The Novel's Extra (Terjemahan Indonesia)

Ghost (4)

Sementara Chae Nayun dan Shin Jonghak pergi untuk mengambil air dan Kim Suho serta Yi Yeonghan sibuk memotong babi, Yoo Yeonha bertanya apakah saya punya sapu.

Saya memberinya sapu yang disertakan dengan perlengkapan berkemah saya, dan dia mulai menyapu lantai di dekatnya.

Berkat dia, tempat penampungan yang dulunya penuh dengan sarang laba-laba, tanah, dan bebatuan menjadi tempat berkemah yang layak.

"Lumayan."

Yoo Yeonha melihat sekeliling tempat itu dan tersenyum puas.

Sementara itu, saya mengeluarkan kompor dan pemanggang, lalu duduk di kursi berkemah.

"Huaam~ oh iya, ada sesuatu yang ingin kutanyakan. Kenapa aku tidak bisa menggunakan kekuatan sihir? Butuh waktu 30 menit untuk membersihkan tempat ini, padahal seharusnya hanya butuh waktu 3 menit."
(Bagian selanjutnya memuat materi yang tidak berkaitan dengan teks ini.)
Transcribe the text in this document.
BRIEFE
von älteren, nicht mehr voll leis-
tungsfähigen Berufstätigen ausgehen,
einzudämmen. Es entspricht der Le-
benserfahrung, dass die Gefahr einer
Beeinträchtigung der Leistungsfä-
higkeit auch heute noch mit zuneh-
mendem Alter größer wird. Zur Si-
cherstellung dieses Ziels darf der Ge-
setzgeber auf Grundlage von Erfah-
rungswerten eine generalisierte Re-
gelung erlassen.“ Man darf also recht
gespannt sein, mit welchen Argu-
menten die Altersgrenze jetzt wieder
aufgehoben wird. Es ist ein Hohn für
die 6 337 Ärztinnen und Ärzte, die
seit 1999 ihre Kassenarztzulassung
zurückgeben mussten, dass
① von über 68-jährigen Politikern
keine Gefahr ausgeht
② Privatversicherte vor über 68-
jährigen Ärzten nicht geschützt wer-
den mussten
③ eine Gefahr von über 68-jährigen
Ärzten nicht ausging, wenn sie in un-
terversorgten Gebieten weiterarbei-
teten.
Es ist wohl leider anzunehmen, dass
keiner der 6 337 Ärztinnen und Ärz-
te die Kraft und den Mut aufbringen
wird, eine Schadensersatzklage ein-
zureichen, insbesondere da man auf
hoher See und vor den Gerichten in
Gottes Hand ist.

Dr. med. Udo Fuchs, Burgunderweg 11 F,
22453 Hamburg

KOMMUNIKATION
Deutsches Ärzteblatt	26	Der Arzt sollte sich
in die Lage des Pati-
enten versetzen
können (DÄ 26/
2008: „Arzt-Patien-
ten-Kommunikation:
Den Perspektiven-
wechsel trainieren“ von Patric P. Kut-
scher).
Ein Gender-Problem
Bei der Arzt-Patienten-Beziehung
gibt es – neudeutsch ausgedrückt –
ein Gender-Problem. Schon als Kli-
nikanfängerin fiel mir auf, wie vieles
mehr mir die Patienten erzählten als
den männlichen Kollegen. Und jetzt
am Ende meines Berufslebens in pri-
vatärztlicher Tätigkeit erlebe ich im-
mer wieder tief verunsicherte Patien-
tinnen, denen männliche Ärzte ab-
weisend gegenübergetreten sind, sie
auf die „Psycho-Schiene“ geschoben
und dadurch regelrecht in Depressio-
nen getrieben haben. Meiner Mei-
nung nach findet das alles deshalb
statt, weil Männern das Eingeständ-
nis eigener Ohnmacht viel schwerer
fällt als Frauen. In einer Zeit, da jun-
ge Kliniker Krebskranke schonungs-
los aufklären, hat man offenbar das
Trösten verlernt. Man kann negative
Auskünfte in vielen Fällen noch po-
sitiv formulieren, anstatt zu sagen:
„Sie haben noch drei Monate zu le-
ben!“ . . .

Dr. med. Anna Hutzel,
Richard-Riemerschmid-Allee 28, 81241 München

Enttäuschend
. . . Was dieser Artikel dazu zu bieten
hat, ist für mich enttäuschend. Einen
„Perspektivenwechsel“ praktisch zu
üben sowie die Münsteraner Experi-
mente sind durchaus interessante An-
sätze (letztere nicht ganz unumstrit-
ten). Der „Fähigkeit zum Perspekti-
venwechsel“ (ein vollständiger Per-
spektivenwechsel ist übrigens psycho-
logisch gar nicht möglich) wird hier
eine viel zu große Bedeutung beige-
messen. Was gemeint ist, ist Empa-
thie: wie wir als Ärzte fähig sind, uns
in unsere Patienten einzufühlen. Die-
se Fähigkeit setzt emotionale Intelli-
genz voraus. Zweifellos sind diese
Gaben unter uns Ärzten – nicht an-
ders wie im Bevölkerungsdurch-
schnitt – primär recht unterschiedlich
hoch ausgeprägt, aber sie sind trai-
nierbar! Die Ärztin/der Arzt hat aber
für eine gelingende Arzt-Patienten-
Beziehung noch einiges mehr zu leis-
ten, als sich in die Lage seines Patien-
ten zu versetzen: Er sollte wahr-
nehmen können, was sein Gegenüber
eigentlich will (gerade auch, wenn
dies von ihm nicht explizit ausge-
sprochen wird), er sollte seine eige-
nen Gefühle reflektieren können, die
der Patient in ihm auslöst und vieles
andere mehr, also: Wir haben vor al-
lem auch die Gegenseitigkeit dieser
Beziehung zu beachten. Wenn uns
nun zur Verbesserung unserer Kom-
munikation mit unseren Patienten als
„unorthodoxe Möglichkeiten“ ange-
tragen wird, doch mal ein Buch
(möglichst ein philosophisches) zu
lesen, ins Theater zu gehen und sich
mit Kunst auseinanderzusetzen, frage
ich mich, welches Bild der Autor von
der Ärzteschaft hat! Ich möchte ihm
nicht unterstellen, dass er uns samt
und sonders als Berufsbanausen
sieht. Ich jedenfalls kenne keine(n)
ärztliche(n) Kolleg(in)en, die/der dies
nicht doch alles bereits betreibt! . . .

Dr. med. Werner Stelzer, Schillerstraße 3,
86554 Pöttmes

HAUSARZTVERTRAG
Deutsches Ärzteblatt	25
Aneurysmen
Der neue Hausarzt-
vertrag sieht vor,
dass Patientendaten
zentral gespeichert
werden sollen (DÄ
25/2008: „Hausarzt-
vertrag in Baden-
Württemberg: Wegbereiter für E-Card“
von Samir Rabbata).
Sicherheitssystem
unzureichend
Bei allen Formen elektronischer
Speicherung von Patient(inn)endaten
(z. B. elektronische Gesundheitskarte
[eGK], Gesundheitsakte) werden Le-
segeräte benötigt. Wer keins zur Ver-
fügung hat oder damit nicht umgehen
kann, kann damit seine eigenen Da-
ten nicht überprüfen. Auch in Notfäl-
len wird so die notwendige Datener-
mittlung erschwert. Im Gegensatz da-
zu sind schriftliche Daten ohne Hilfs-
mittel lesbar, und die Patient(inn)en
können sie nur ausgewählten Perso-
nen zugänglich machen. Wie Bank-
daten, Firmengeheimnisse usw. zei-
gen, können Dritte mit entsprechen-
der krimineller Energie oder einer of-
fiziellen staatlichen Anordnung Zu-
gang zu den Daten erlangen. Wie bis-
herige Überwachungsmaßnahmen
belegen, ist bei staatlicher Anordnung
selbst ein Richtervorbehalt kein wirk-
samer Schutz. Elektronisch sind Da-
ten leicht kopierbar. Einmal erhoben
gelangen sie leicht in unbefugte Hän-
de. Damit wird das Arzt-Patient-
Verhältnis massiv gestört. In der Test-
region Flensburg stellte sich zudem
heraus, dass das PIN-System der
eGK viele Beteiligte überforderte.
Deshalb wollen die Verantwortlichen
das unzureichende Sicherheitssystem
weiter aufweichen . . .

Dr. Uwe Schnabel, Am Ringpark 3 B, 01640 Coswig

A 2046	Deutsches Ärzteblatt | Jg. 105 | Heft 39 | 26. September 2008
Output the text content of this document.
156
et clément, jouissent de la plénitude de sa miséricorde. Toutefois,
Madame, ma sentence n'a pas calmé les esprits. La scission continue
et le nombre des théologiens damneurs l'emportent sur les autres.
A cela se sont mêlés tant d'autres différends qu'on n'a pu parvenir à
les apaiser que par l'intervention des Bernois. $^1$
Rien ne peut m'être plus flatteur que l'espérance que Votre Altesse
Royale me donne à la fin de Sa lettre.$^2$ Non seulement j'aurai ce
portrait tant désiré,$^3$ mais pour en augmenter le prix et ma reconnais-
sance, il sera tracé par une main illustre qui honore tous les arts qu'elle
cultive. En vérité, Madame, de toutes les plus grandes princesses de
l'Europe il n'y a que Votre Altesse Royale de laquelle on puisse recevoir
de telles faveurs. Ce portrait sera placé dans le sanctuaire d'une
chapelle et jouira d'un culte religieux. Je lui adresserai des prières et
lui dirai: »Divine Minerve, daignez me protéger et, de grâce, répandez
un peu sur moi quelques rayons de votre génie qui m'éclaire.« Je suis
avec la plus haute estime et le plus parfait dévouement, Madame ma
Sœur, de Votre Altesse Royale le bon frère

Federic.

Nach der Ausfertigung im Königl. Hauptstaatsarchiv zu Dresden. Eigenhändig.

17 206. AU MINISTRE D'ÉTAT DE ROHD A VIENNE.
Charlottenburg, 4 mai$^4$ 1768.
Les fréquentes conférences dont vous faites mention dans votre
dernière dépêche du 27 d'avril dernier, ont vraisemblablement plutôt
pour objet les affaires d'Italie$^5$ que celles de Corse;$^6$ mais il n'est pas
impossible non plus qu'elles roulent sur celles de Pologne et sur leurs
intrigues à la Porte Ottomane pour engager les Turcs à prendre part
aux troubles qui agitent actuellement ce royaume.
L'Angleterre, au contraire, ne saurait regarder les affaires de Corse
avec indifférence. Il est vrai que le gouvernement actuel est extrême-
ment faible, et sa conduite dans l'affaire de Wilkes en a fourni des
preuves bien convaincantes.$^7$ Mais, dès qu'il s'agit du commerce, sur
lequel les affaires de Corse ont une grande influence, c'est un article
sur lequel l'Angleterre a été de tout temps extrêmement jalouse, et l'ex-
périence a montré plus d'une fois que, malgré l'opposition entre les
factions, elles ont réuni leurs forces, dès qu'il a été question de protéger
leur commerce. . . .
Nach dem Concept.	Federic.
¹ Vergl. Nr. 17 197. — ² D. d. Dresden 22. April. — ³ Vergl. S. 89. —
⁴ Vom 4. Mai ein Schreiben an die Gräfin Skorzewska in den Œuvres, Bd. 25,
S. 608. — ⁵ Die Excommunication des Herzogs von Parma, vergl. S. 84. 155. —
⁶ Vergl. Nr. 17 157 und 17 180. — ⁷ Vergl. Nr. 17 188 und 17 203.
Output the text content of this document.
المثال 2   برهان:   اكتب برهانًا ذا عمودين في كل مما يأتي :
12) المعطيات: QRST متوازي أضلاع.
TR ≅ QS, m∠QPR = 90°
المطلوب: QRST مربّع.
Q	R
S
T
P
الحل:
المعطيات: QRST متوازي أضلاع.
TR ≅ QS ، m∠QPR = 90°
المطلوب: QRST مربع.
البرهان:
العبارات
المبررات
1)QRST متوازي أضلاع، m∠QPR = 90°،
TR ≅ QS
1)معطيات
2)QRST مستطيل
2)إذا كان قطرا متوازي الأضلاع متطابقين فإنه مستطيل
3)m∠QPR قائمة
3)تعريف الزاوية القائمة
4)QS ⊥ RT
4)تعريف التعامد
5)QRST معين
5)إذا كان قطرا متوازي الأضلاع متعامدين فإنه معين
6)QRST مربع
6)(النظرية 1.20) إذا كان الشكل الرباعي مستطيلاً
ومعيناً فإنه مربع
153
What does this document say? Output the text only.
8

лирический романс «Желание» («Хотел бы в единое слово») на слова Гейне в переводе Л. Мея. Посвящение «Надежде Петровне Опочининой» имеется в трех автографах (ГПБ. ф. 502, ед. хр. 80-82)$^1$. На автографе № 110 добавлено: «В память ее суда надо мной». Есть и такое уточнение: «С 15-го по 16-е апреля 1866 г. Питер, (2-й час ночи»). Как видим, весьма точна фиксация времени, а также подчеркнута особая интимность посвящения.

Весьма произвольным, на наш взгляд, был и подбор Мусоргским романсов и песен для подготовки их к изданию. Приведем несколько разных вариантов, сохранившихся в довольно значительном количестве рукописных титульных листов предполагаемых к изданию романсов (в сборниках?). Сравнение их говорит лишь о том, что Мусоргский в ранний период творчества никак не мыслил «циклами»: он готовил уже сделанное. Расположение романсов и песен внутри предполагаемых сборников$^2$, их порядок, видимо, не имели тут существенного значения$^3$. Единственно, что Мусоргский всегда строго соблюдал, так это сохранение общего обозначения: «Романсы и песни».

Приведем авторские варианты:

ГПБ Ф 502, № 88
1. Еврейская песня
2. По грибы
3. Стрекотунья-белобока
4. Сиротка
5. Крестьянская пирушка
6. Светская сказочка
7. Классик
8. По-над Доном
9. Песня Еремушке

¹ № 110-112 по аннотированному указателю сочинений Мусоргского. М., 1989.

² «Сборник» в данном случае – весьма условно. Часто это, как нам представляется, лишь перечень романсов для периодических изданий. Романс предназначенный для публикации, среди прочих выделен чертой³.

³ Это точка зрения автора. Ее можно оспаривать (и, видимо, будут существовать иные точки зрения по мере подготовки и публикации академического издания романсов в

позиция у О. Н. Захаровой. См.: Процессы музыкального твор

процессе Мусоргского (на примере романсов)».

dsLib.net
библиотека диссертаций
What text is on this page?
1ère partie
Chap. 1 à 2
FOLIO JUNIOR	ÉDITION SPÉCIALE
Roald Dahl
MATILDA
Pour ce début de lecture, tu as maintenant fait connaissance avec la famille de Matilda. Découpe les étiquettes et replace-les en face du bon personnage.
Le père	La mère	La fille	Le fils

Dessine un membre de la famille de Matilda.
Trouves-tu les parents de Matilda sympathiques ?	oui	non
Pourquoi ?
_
Yoo Yeonha bertanya sambil melakukan peregangan.

"Kau tidak bisa menggunakan kekuatan sihir yang kau bawa dari masa sekarang. Kekuatan sihir yang bisa digunakan mulai terkumpul di dalam dirimu setelah dua hari, tapi kau harus menunggu setidaknya seminggu untuk membiasakan diri."

Hal yang sama juga terjadi dalam cerita aslinya.

Mana pasca-Outcall di masa lalu sangat berbeda dengan mana yang lebih stabil di masa sekarang. Meskipun yang pertama lebih kaya dan padat, namun lebih keras kepala dan sulit untuk digunakan.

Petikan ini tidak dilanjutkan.